A lot of people have managed to stay friends with their exes. It’s not entirely unheard of. Exes fall into different categories. There are the puppy-love encounters—those first relationships that have had no bearing on your adult life whatsoever; the passers-by—people you dated once, twice, or too few times to resemble anything serious; and then of course the go-for-broke blokes, the exes who broke us into a million pieces, forced us to look at ourselves in the harsh light of truth, and ultimately, the ones who made us better for the next one.
Most people stay friends with the first two types. And more importantly, it’s easier for partners to deal with those as well. They are the exes you can probably (safely) invite to your wedding. But as a general rule: leave your exes where you left them. Travel light, but well, to the next adventure.

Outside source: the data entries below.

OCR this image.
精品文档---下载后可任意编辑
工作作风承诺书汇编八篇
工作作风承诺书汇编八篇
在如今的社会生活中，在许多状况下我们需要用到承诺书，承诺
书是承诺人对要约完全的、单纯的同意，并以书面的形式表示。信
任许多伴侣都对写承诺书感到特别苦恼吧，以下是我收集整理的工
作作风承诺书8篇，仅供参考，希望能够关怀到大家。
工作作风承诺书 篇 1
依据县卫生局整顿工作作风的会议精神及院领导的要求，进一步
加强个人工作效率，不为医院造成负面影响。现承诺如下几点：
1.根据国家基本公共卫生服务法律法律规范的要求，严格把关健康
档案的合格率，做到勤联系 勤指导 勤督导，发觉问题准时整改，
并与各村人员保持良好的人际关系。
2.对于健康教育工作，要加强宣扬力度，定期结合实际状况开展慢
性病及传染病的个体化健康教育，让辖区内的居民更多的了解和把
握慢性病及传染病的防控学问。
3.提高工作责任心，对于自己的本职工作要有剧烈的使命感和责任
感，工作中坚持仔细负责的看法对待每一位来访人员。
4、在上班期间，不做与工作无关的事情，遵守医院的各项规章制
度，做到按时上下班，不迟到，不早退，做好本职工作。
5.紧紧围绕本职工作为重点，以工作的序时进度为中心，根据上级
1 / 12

In the grand scheme of things, exes offer little significance in your life. Their existence can be summed up into simple lessons you can take with you as thoughts, and not necessarily in the form of a physical reminder such as an RSVP to your wedding.
Exes will always be a minefield of conflict, if not for you, then possibly for your partner. It might be okay now, but inviting an ex to a wedding could also be a timebomb waiting to be set off, inflicting an unnecessary strain on your relationship. In life and in love, it’s always best to err on the side of caution—besides, that’s one less person you have to feed at your wedding. Take it as a win.